TACA Flight 510 was a scheduled passenger flight from San Salvador, El Salvador and Guatemala City, Guatemala. On 6 April 1993, the aircraft operating the flight overran the runway during the landing sequence and crashed into a residential area. All 227 passengers and 9 crew on board survived the accident. Three people on the ground were injured, but there were no fatalities. The investigation found that pilot error was a cause of the runway overrun with the pilots landing at an excessive speed.

==Aircraft and crew==
The aircraft involved was a Boeing 767-2S1ER registered as N767TA, manufactured in 1986 (serial no. 23494) and had accumulated a total of 27,558 flight hours prior to the accident. It was equipped with two GE CF6-80A2 engines. The captain was Miguel Call.

==Accident==
The weather conditions at the time were rain showers with visibility under 5 km and a cloud ceiling at a height of about 2000 ft. At 18:27 local time flight 510 touched down on runway 19, 1070 meters from the runway threshold. The crew deployed the thrust reversers. However, the aircraft did not decelerate and overran the runway at a speed of 90 knots. It careened into the Santa Fe and La Libertad neighborhoods at the edge of the airport, smashing through a cinderblock house and coming to rest on top of another house. 4 people on the ground were injured.
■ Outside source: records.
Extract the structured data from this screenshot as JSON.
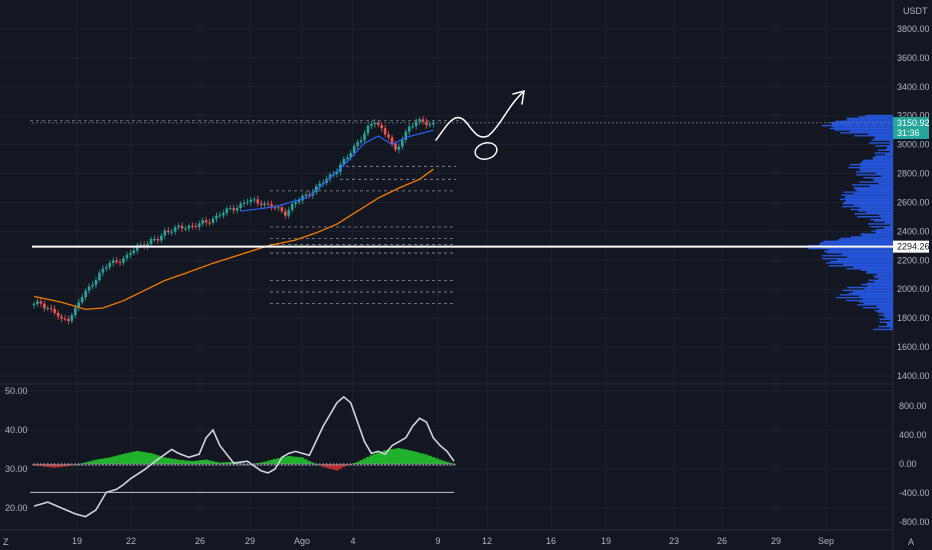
{
  "colors": {
    "background": "#131722",
    "grid": "#1e2230",
    "text": "#b2b5be",
    "candle_up": "#26a69a",
    "candle_down": "#ef5350",
    "ma_fast": "#2962ff",
    "ma_slow": "#f57c00",
    "volume_profile": "#2962ff",
    "support_line": "#ffffff",
    "osc_line": "#d1d4dc",
    "osc_up": "#22c32e",
    "osc_down": "#d32f2f",
    "price_tag": "#26a69a"
  },
  "header": {
    "currency": "USDT"
  },
  "price_tags": {
    "last_price": "3150.92",
    "countdown": "31:36",
    "support": "2294.26"
  },
  "corner_labels": {
    "bottom_left": "Z",
    "bottom_right": "A"
  },
  "chart_data": [
    {
      "type": "candlestick",
      "x_ticks": [
        "19",
        "22",
        "26",
        "29",
        "Ago",
        "4",
        "9",
        "12",
        "16",
        "19",
        "23",
        "26",
        "29",
        "Sep"
      ],
      "y_ticks": [
        "3800.00",
        "3600.00",
        "3400.00",
        "3200.00",
        "3000.00",
        "2800.00",
        "2600.00",
        "2400.00",
        "2200.00",
        "2000.00",
        "1800.00",
        "1600.00",
        "1400.00"
      ],
      "ylim": [
        1400,
        3900
      ],
      "trend": [
        [
          0,
          1890
        ],
        [
          2,
          1905
        ],
        [
          4,
          1870
        ],
        [
          6,
          1840
        ],
        [
          8,
          1780
        ],
        [
          10,
          1800
        ],
        [
          12,
          1860
        ],
        [
          14,
          1950
        ],
        [
          16,
          2010
        ],
        [
          18,
          2080
        ],
        [
          20,
          2130
        ],
        [
          22,
          2180
        ],
        [
          24,
          2195
        ],
        [
          27,
          2220
        ],
        [
          30,
          2300
        ],
        [
          33,
          2320
        ],
        [
          36,
          2345
        ],
        [
          38,
          2400
        ],
        [
          42,
          2420
        ],
        [
          46,
          2440
        ],
        [
          50,
          2460
        ],
        [
          54,
          2520
        ],
        [
          58,
          2560
        ],
        [
          62,
          2610
        ],
        [
          66,
          2600
        ],
        [
          70,
          2560
        ],
        [
          73,
          2530
        ],
        [
          76,
          2600
        ],
        [
          79,
          2650
        ],
        [
          82,
          2700
        ],
        [
          85,
          2760
        ],
        [
          88,
          2830
        ],
        [
          91,
          2910
        ],
        [
          94,
          3020
        ],
        [
          97,
          3110
        ],
        [
          99,
          3160
        ],
        [
          101,
          3110
        ],
        [
          103,
          3060
        ],
        [
          104,
          2990
        ],
        [
          105,
          2950
        ],
        [
          107,
          3040
        ],
        [
          109,
          3130
        ],
        [
          111,
          3150
        ],
        [
          113,
          3160
        ],
        [
          115,
          3140
        ],
        [
          116,
          3150
        ]
      ],
      "ma_fast": [
        [
          60,
          2540
        ],
        [
          70,
          2570
        ],
        [
          80,
          2640
        ],
        [
          90,
          2860
        ],
        [
          96,
          3010
        ],
        [
          100,
          3060
        ],
        [
          104,
          3000
        ],
        [
          108,
          3050
        ],
        [
          116,
          3100
        ]
      ],
      "ma_slow": [
        [
          0,
          1950
        ],
        [
          8,
          1910
        ],
        [
          15,
          1860
        ],
        [
          20,
          1870
        ],
        [
          26,
          1920
        ],
        [
          32,
          1990
        ],
        [
          38,
          2060
        ],
        [
          44,
          2110
        ],
        [
          52,
          2180
        ],
        [
          60,
          2240
        ],
        [
          68,
          2300
        ],
        [
          76,
          2340
        ],
        [
          82,
          2390
        ],
        [
          88,
          2450
        ],
        [
          94,
          2540
        ],
        [
          100,
          2630
        ],
        [
          106,
          2700
        ],
        [
          112,
          2760
        ],
        [
          116,
          2830
        ]
      ],
      "support_level": 2294.26,
      "last_price": 3150.92,
      "dashed_levels": [
        3165,
        2850,
        2760,
        2680,
        2430,
        2350,
        2310,
        2250,
        2060,
        1980,
        1900
      ]
    },
    {
      "type": "line",
      "name_hidden": true,
      "left_ticks": [
        "50.00",
        "40.00",
        "30.00",
        "20.00"
      ],
      "right_ticks": [
        "800.00",
        "400.00",
        "0.00",
        "-400.00",
        "-800.00"
      ],
      "left_range": [
        15,
        50
      ],
      "right_range": [
        -900,
        1000
      ],
      "baseline_level": 24,
      "line": [
        [
          0,
          20.5
        ],
        [
          4,
          21.5
        ],
        [
          8,
          20
        ],
        [
          12,
          18.5
        ],
        [
          15,
          17.8
        ],
        [
          18,
          19.5
        ],
        [
          21,
          24
        ],
        [
          24,
          24.8
        ],
        [
          26,
          26
        ],
        [
          28,
          27.5
        ],
        [
          32,
          29.8
        ],
        [
          36,
          32.5
        ],
        [
          40,
          35
        ],
        [
          42,
          34
        ],
        [
          45,
          33
        ],
        [
          48,
          33.8
        ],
        [
          50,
          38
        ],
        [
          52,
          40
        ],
        [
          54,
          36
        ],
        [
          58,
          31.5
        ],
        [
          62,
          32
        ],
        [
          66,
          29.5
        ],
        [
          68,
          29
        ],
        [
          70,
          30
        ],
        [
          72,
          33
        ],
        [
          74,
          34
        ],
        [
          76,
          34.5
        ],
        [
          80,
          33.5
        ],
        [
          84,
          41
        ],
        [
          88,
          47
        ],
        [
          90,
          48.5
        ],
        [
          92,
          47
        ],
        [
          94,
          42
        ],
        [
          96,
          37
        ],
        [
          98,
          34
        ],
        [
          100,
          34.5
        ],
        [
          102,
          33.8
        ],
        [
          104,
          36
        ],
        [
          106,
          37
        ],
        [
          108,
          38
        ],
        [
          110,
          41
        ],
        [
          112,
          43
        ],
        [
          114,
          42
        ],
        [
          116,
          38
        ],
        [
          118,
          36
        ],
        [
          120,
          34.5
        ],
        [
          122,
          32
        ]
      ],
      "histogram": [
        [
          0,
          -20
        ],
        [
          6,
          -50
        ],
        [
          10,
          -30
        ],
        [
          14,
          10
        ],
        [
          18,
          60
        ],
        [
          22,
          90
        ],
        [
          26,
          140
        ],
        [
          30,
          180
        ],
        [
          34,
          150
        ],
        [
          38,
          90
        ],
        [
          42,
          60
        ],
        [
          46,
          40
        ],
        [
          50,
          60
        ],
        [
          54,
          20
        ],
        [
          58,
          30
        ],
        [
          62,
          -10
        ],
        [
          66,
          20
        ],
        [
          70,
          70
        ],
        [
          74,
          110
        ],
        [
          78,
          90
        ],
        [
          80,
          40
        ],
        [
          84,
          -40
        ],
        [
          88,
          -90
        ],
        [
          90,
          -40
        ],
        [
          94,
          30
        ],
        [
          98,
          120
        ],
        [
          102,
          190
        ],
        [
          106,
          220
        ],
        [
          110,
          180
        ],
        [
          114,
          130
        ],
        [
          118,
          60
        ],
        [
          122,
          0
        ]
      ]
    }
  ]
}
There were no fatalities onboard the plane but 5 occupants were injured. 2 homes were completely destroyed and another 2 were partially damaged from the impact.

== Investigation ==
The investigation into the accident found that several factors played a role. The crew had approached the runway above the glideslope, resulting in an unstabilized approach. As well, the pilots landed at a speed that was much higher than the normal landing speed and touched down at a point very far from the runway threshold. This would have reduced the amount of runway remaining to slow the aircraft, even with functioning thrust reversers. The rainy conditions at the time of the crash, with the runway wet and slippery, further hampered the crew's efforts to slow the plane, reducing braking efficiency. In addition, a tailwind present during the landing may have increased the plane's speed slightly, requiring more runway to slow the plane. Finally, with the conditions the crew faced at the time of landing, a go-around must have been executed and the landing tried again. The crew's failure to execute a go-around and proceed with the challenging landing contributed to the accident/outcome.